Warum das Exemplar in der Balthasar-Neumann-Kaserne olivgrün war, bleib zunächst rätselhaft. „Aber noch bevor ich den Lack abgeschliffen habe, merkte ich, dass er schon einmal in Tarnfarben gestrichen worden war.“ Ein Grund mehr, ihm wieder den Tarnanstrich zu verpassen. Fotos der Fahrzeuge im Uffenheimer Museum dienten als Vorlage für einen authentischen Anstrich.

Eine Herausforderung war lediglich der Reflektor des Suchradars auf dem Turm, „die hat ordentlich Farbe aufgesaugt, da hab' ich ein paarmal drüber streichen müssen“, berichtet Klug.

Auch das Kennzeichen passt: Der Panzer erhielt von der Zulassungsstelle der Bundeswehr seine alte Y-Nummer zurück. Das taktische Zeichen (rechts) weist ihn als Fahrzeug der 6. Kom-panie / Gebirgsflugabwehrregiment 8 in Traunstein aus. Mit dessen Auflösung 1997 kam der Panzer nach Sigmaringen.
Foto: Bundeswehr, Oliver Schmidt | Auch das Kennzeichen passt: Der Panzer erhielt von der Zulassungsstelle der Bundeswehr seine alte Y-Nummer zurück. Das taktische Zeichen (rechts) weist ihn als Fahrzeug der 6.

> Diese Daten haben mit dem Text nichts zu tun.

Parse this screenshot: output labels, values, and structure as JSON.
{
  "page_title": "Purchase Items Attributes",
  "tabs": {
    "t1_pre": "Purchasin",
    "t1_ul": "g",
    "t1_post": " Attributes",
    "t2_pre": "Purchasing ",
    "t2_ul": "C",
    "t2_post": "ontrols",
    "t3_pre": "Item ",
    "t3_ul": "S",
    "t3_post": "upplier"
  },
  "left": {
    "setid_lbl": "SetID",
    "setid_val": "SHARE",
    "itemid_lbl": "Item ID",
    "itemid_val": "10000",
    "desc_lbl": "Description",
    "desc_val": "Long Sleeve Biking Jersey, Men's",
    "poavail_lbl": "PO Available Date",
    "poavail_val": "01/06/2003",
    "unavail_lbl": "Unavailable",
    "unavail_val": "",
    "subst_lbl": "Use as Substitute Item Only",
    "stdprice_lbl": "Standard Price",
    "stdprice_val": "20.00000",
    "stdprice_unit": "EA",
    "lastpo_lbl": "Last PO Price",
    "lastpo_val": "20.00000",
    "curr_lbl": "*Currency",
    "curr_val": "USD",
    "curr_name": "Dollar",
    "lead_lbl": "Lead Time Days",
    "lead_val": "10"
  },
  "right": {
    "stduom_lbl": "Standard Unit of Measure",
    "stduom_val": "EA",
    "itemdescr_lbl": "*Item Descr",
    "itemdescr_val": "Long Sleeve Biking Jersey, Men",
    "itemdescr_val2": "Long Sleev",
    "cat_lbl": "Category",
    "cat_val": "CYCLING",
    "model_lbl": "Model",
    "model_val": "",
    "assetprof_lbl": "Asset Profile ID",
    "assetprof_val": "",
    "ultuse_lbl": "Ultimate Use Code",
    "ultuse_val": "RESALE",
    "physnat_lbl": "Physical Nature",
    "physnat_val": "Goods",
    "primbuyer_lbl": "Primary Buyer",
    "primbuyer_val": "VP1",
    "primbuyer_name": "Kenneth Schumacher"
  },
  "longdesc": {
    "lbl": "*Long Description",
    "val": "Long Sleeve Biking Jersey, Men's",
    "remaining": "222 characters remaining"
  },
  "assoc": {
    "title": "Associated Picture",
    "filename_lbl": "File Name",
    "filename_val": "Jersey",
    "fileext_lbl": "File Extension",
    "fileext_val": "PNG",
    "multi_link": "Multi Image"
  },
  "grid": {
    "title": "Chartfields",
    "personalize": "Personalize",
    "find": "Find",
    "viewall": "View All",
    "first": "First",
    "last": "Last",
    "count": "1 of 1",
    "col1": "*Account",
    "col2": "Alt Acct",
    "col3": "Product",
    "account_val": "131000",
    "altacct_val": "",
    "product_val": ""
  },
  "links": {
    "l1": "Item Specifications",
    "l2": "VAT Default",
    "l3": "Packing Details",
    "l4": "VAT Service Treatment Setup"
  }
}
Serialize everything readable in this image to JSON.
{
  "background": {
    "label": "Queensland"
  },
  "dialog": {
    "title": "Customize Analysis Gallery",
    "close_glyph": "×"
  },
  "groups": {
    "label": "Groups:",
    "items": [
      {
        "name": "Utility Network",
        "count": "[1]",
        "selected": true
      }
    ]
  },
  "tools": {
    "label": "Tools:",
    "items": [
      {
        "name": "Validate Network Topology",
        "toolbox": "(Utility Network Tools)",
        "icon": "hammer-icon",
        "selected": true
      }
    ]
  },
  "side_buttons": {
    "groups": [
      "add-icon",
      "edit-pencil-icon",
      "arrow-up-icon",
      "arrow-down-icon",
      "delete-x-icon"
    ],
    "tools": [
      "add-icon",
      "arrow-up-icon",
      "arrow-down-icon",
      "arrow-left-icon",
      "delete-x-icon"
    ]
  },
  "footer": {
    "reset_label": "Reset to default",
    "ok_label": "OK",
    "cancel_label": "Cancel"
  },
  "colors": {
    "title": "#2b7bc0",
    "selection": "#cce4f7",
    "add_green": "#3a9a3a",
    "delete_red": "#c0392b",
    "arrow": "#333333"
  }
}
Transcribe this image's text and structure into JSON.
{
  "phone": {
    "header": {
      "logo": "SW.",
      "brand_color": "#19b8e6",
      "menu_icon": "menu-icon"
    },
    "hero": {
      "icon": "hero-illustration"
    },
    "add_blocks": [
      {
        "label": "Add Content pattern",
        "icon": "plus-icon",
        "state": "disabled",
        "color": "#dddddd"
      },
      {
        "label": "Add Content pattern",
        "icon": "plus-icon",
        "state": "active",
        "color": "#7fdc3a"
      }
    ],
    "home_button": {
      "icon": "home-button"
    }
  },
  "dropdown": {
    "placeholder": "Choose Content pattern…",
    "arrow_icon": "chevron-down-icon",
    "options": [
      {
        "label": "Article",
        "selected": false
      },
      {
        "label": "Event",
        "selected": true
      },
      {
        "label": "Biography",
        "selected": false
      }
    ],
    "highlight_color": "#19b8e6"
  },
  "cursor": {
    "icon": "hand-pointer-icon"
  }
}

Der Gepard B2L, der seit 2014 in Veitshöchheim steht, trug einst das Kennzeichen Y-259 853, wurde von Krauss-Maffei in München hergestellt und gehörte der 6. Batterie des Gebirgsflugabwehrregiments (GebFlaRgt 8) in Traunstein. Irgendwann kam er als Sockelpanzer zum Flugabwehrregiment 10 nach Sigmaringen. Die Kameraden dort entschieden, ihn wieder in den olivgrünen Ursprungszustand zurückzuversetzen. Er verblieb dort neben anderen musealen Panzern in der Graf-Stauffenberg-Kaserne, bis der Stab der 10. Panzerdivision aufgelöst und in Veitshöchheim wieder neu aufgestellt wurde. Die neue Zehnte erbte auch die alten Panzer aus der geschlossenen Stauffenberg-Kaserne in Sigmaringen.

Gesprächsthema in der Kaserne

Das alte Kennzeichen des Geparden, fand Klug heraus, ist in der Bundeswehr nie wieder neu vergeben worden. Also beantragte er bei der Zentralen Militärkraftfahrtstelle, dem Panzer sein altes Kennzeichen wieder aufkleben zu dürfen. Das war dann der letzte Akt der Restaurierungsaktion.

Nach insgesamt 21 Arbeitsstunden glänzt der Gepard also wieder mit neuem Lack. Das war am nächsten Tag Gesprächsthema in der ganzen Balthasar-Neumann-Kaserne: „Schön gemacht, der sieht aus wie neu“, lobte der Standortälteste Brigadegeneral Michael Podzus und scherzte: „Man könnte ihn glatt als Neuwagen verkaufen.“

Ein Hingucker für Besucher

Die insgesamt zehn historischen Gefechtsfahrzeuge in der Balthasar-Neumann-Kaserne gehören zur militärhistorischen Sammlung der 10. Panzerdivision und sind oft ein Hingucker für Gäste, die die Kaserne besuchen, berichtet Oberstleutnant a.D. Wolfgang Hagedorn, Vorsitzender des Traditionsverbands 12. Panzerdivision.

Er hat es schon oft erlebt, dass Besucher ganz begeistert berichten: „Darauf bin ich mal ausgebildet worden“, oder: „Da saß mein Opa einmal drauf“. Die Fahrzeuge symbolisieren auch die Geschichte der früheren 12. Panzerdivision, ja der Bundeswehr im Allgemeinen, so Hagedorn. Deshalb hat Hagedorn im vergangenen Jahr Paten für die Pflege der Fahrzeuge gesucht. Einer davon ist Stabsfeldwebel Klug. „Ich finde es super, dass er sich so engagiert und den Gepard optisch wieder auf Vordermann gebracht hat“, sagt Hagedorn.